Evaulating Definite integrals: x/sqrt(2x + 1)

[crayzeerunner]

Integral [x / (sqrt(2x + 1)] dx, from 0 to 4.

What I have done so far is:

u = 2x + 1
du = 2
x = (u -1)/2

Zeros: x = -1/2

The directions say do not forget to change the limits for u. I forget how to do this , if any one can help me I would greatly appreciate it. Thanks

 

[galactus]

\(\displaystyle x=\frac{u-1}{2}\)

\(\displaystyle \frac{u-1}{2}=4\), solve for u

\(\displaystyle \frac{u-1}{2}=0\), solve for u.
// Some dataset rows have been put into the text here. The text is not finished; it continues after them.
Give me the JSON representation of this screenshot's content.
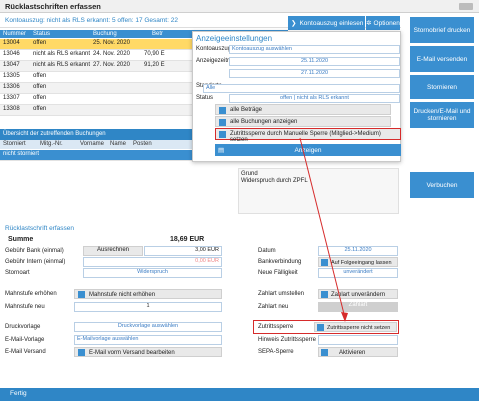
{
  "window": {
    "title": "Rücklastschriften erfassen"
  },
  "summary": "Kontoauszug: nicht als RLS erkannt: 5 offen: 17 Gesamt: 22",
  "top_table": {
    "headers": [
      "Nummer",
      "Status",
      "Buchung",
      "Betr"
    ],
    "rows": [
      [
        "13004",
        "offen",
        "25. Nov. 2020",
        ""
      ],
      [
        "13046",
        "nicht als RLS erkannt",
        "24. Nov. 2020",
        "70,90 E"
      ],
      [
        "13047",
        "nicht als RLS erkannt",
        "27. Nov. 2020",
        "91,20 E"
      ],
      [
        "13305",
        "offen",
        "",
        ""
      ],
      [
        "13306",
        "offen",
        "",
        ""
      ],
      [
        "13307",
        "offen",
        "",
        ""
      ],
      [
        "13308",
        "offen",
        "",
        ""
      ]
    ]
  },
  "header_buttons": {
    "kontoauszug": "Kontoauszug einlesen",
    "optionen": "Optionen"
  },
  "buchungen_section": {
    "title": "Übersicht der zutreffenden Buchungen",
    "headers": [
      "Storniert",
      "Mitg.-Nr.",
      "Vorname",
      "Name",
      "Posten"
    ],
    "row": [
      "nicht storniert"
    ]
  },
  "dialog": {
    "title": "Anzeigeeinstellungen",
    "kontoauszug_label": "Kontoauszug",
    "kontoauszug_value": "Kontoauszug auswählen",
    "zeitraum_label": "Anzeigezeitraum",
    "date_from": "25.11.2020",
    "date_to": "27.11.2020",
    "standorte_label": "Standorte",
    "standorte_value": "Alle",
    "status_label": "Status",
    "status_value": "offen | nicht als RLS erkannt",
    "opt_alle_betraege": "alle Beträge",
    "opt_alle_buchungen": "alle Buchungen anzeigen",
    "opt_zutritt": "Zutrittssperre durch Manuelle Sperre (Mitglied->Medium) setzen",
    "anzeigen_btn": "Anzeigen"
  },
  "grund": {
    "label": "Grund",
    "value": "Widerspruch durch ZPFL"
  },
  "rls_form": {
    "title": "Rücklastschrift erfassen",
    "summe_label": "Summe",
    "summe_value": "18,69 EUR",
    "gebuehr_bank_label": "Gebühr Bank (einmal)",
    "ausrechnen": "Ausrechnen",
    "gebuehr_bank_value": "3,00 EUR",
    "gebuehr_intern_label": "Gebühr Intern (einmal)",
    "gebuehr_intern_value": "0,00 EUR",
    "stornoart_label": "Stornoart",
    "stornoart_value": "Widerspruch",
    "mahnstufe_erhoehen_label": "Mahnstufe erhöhen",
    "mahnstufe_erhoehen_value": "Mahnstufe nicht erhöhen",
    "mahnstufe_neu_label": "Mahnstufe neu",
    "mahnstufe_neu_value": "1",
    "druckvorlage_label": "Druckvorlage",
    "druckvorlage_value": "Druckvorlage auswählen",
    "email_vorlage_label": "E-Mail-Vorlage",
    "email_vorlage_value": "E-Mailvorlage auswählen",
    "email_versand_label": "E-Mail Versand",
    "email_versand_value": "E-Mail vorm Versand bearbeiten",
    "datum_label": "Datum",
    "datum_value": "25.11.2020",
    "bankverbindung_label": "Bankverbindung",
    "bankverbindung_value": "Auf Folgeeingang lassen",
    "faelligkeit_label": "Neue Fälligkeit",
    "faelligkeit_value": "unverändert",
    "zahlart_umstellen_label": "Zahlart umstellen",
    "zahlart_umstellen_value": "Zahlart unverändern",
    "zahlart_neu_label": "Zahlart neu",
    "zahlart_neu_value": "Zahlart",
    "zutrittssperre_label": "Zutrittssperre",
    "zutrittssperre_value": "Zutrittssperre nicht setzen",
    "hinweis_label": "Hinweis Zutrittssperre",
    "sepa_label": "SEPA-Sperre",
    "sepa_value": "Aktivieren"
  },
  "sidebar": {
    "btn1": "Stornobrief drucken",
    "btn2": "E-Mail versenden",
    "btn3": "Stornieren",
    "btn4": "Drucken/E-Mail und stornieren",
    "btn5": "Verbuchen"
  },
  "footer": {
    "fertig": "Fertig"
  },
  "colors": {
    "accent": "#2f86c6",
    "highlight_row": "#ffd966",
    "annotation_red": "#d62b2b"
  }
}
These will be your new limits of integration.

 

[crayzeerunner]

So I my new limits of integration are 3 and 1.

Do I then set up the problem Integral(x/sqrt(2x + 1))dx from 1 to 3.
(1/2)Integral(du(u-1)/2u)dx) ?

 

[pka]

\(\displaystyle \L
\frac{x}{{\sqrt {2x + 1} }} \Rightarrow \quad \frac{{u - 1}}{{2\sqrt u }} \Rightarrow \frac{{u^{\frac{1}{2}} - u^{ - \frac{1}{2}} }}{2}\)

 

[crayzeerunner]

I understand the first two steps pka has listed, but I do not understand how you get from step two to the third answer. Here is what I do.
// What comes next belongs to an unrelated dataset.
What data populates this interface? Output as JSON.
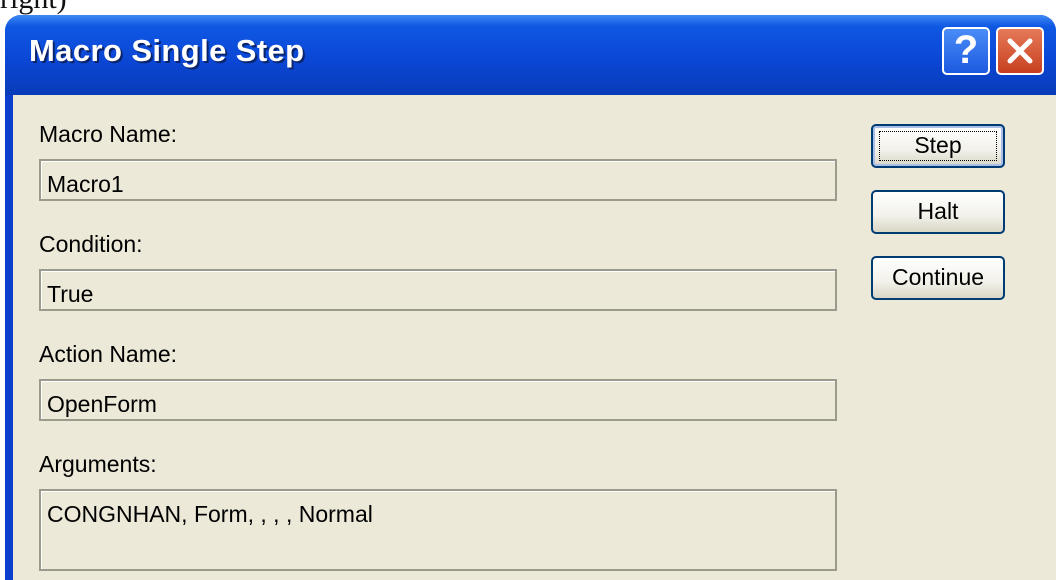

Integral(u-1/(2sqrt(u))) from 1 to 3 =
(1/2)Integral((u-1)(u^-1/2) from 1 to 3=
(1/2)(((u^2)/2)-u)(u^1/2) from 1 to 3=
(1/2)((u^5/2)/2)-u^3/2) from 1 to 3

Is this correct or am I doing something wrong?

 

[galactus]

You had better check again. It's NOT 1 to 3.

\(\displaystyle \frac{u-1}{2}=4\). How do you get 3?.

 

[crayzeerunner]

Oops. my mistake. Its from 1 to 9.

 

[pka]

\(\displaystyle \L
u = 2x + 1\quad \Rightarrow \quad du = 2dx\quad \Rightarrow \quad \begin{array}{ccc}
x\| & 0 & 4 \\
\hline
u\| & 1 & 9 \\
\end{array}
\\

\frac{{u - 1}}{{2\sqrt u }} = \frac{{u^{1 - \frac{1}{2}} - u^{ - \frac{1}{2}} }}{2}\quad \Rightarrow \quad \frac{1}{4}\int\limits_1^9 {\left( {u^{\frac{1}{2}} - u^{ - \frac{1}{2}} } \right)du}\)

 

[galactus]

There ya' go